Harvard’s leadership did eventually issue a statement, but a weak one.
“Let there be no doubt that I condemn the terrorist atrocities perpetrated by Hamas. Such inhumanity is abhorrent, whatever one’s individual views of the origins of longstanding conflicts in the region.” Said Harvard President Claudine Gay.
“As the events of recent days continue to reverberate, let there be no doubt that I condemn the terrorist atrocities perpetrated by Hamas,” she said in an official statement released by Harvard. “Such inhumanity is abhorrent, whatever one’s individual views of the origins of longstanding conflicts in the region.”
Let me also state, on this matter as on others, that while our students have the right to speak for themselves, no student group — not even 30 student groups — speaks for Harvard University or its leadership.”
But Lawrence Summers said of this, “Why can’t we give reassurance that the University stands squarely against Hamas terror to frightened students when 35 groups of their fellow students appear to be blaming all the violence on Israel?”
Lawrence Summers wrote, “The delayed Harvard leadership statement fails to meet the needs of the moment.
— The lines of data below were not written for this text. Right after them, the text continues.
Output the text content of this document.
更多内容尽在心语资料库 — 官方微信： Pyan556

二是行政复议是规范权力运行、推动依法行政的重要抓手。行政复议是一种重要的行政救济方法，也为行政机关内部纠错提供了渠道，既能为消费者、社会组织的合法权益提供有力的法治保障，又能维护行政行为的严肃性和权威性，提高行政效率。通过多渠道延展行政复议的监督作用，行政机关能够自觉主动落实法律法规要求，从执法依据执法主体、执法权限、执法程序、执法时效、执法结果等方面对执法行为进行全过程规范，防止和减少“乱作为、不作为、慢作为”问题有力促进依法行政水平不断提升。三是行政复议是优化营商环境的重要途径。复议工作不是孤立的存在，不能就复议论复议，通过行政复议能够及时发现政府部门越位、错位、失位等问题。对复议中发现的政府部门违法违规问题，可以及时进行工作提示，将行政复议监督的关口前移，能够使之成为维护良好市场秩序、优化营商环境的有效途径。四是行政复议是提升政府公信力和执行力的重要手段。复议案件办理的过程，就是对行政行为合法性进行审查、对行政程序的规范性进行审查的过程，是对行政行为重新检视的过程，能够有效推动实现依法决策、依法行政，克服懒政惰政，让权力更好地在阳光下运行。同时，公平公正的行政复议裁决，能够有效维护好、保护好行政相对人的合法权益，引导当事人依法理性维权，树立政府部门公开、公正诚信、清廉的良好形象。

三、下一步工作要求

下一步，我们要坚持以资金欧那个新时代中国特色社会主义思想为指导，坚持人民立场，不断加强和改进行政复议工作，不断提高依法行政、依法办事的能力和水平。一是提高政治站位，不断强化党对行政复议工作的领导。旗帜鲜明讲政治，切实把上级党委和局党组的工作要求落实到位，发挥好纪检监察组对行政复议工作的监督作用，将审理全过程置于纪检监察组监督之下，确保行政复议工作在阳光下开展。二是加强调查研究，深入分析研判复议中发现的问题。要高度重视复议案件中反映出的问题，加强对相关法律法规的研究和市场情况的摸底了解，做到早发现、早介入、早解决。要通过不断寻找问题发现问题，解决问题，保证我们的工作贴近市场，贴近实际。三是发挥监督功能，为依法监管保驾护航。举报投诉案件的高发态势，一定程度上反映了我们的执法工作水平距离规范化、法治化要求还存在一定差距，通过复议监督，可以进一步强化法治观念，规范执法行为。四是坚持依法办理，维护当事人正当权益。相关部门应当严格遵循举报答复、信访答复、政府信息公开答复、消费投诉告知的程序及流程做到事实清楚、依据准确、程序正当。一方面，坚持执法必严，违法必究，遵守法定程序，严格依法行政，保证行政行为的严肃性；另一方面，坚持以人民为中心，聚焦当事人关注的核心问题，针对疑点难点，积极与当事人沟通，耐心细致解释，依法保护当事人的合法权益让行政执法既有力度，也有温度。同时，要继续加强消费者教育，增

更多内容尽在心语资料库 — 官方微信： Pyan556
Why can’t we find anything approaching the moral clarity of Harvard statements after George Floyd’s death or Russia’s invasion of Ukraine when terrorists kill, rape and take hostage hundreds of Israelis attending a music festival?”
Lawrence Henry Summers (born November 30, 1954) is an American economist who served as the 71st United States Secretary of the Treasury from 1999 to 2001 and as director of the National Economic Council from 2009 to 2010. He also served as president of Harvard University from 2001 to 2006, where he is the Charles W. Eliot university professor and director of the Mossavar-Rahmani Center for Business and Government at Harvard Kennedy School.